In either case, a matte coating film similar to that shown in Application Example 1 was obtained. As is clear from the results of each example above,
The resin composition according to the present invention has remarkable effects in that it has an excellent matting effect, has no matting phenomenon, and has a wide range of applicability for painting.

Claims (1)

[Scope of Claims] 1 A resin composition includes (a) an α,β-ethylenically unsaturated polycarboxylic acid resin and (b) an alkoxylated methylolmelamine as coating film-forming components, and the (a) component and (b)

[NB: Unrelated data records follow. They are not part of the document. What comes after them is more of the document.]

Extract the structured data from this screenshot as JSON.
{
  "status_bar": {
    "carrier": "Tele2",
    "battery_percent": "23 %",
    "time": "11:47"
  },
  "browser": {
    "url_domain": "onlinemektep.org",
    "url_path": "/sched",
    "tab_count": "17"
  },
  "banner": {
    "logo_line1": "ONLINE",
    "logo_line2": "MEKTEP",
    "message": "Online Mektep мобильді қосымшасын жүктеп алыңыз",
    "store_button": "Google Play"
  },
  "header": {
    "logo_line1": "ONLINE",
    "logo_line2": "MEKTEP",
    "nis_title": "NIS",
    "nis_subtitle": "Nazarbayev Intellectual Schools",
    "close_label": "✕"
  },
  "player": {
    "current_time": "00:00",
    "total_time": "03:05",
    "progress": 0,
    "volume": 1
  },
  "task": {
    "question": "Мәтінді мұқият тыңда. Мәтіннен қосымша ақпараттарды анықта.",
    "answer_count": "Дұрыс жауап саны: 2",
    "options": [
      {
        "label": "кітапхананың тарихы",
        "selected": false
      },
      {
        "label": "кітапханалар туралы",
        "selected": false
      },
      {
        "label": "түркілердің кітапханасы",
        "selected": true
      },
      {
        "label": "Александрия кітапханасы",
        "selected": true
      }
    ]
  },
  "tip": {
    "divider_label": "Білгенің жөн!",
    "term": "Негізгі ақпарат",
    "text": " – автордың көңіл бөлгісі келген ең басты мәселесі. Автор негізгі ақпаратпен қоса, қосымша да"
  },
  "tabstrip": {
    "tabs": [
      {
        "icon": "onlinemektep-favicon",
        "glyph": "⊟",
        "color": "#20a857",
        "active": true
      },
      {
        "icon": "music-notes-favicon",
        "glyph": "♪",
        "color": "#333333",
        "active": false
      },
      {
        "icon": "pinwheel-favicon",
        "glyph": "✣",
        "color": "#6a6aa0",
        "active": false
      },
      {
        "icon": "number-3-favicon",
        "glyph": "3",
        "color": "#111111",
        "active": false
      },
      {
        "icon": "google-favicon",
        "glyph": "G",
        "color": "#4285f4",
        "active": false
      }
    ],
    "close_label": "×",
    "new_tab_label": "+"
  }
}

1. A resin composition for matte coating, characterized in that it is a composition containing a product obtained by heating an aqueous emulsion containing the following components. 2. The resin composition is a composition containing a product obtained by adding a hydrophilic base and water during or after mixing components (a) and (b) to form an emulsion, and then heating the mixture. A resin composition for matte coating according to claim 1. 3. The resin composition is prepared by adding and mixing an inorganic acid and/or an organic acid during or after mixing components (a) and (b),
The resin composition for matte coating according to claim 1, which is a composition containing a product obtained by adding a hydrophilic base and water to emulsion the resin composition and then heating the product. 4 The resin composition is formed by adding and mixing an inorganic acid and/or an organic acid and a hydrophobic base during or after mixing components (a) and (b), and adding a hydrophilic base and water to this to form an emulsion. 2. The resin composition for matte coating according to claim 1, which is a composition containing a product obtained by heating the resin composition. 5 The resin composition is prepared by adding and mixing a salt-containing substance obtained from an inorganic acid and/or an organic acid and a hydrophobic base during or after mixing components (a) and (b), and adding and mixing a salt-containing substance obtained from an inorganic acid and/or an organic acid and a hydrophobic base. Claim 1, which is a composition containing a product obtained by adding and emulsifying water and heating the product.
The resin composition for matte coating described in 2. 6. The matte coating resin according to any one of claims 1 to 5, wherein the resin composition is a composition containing a product obtained by heating at 40°C to reflux temperature. Composition.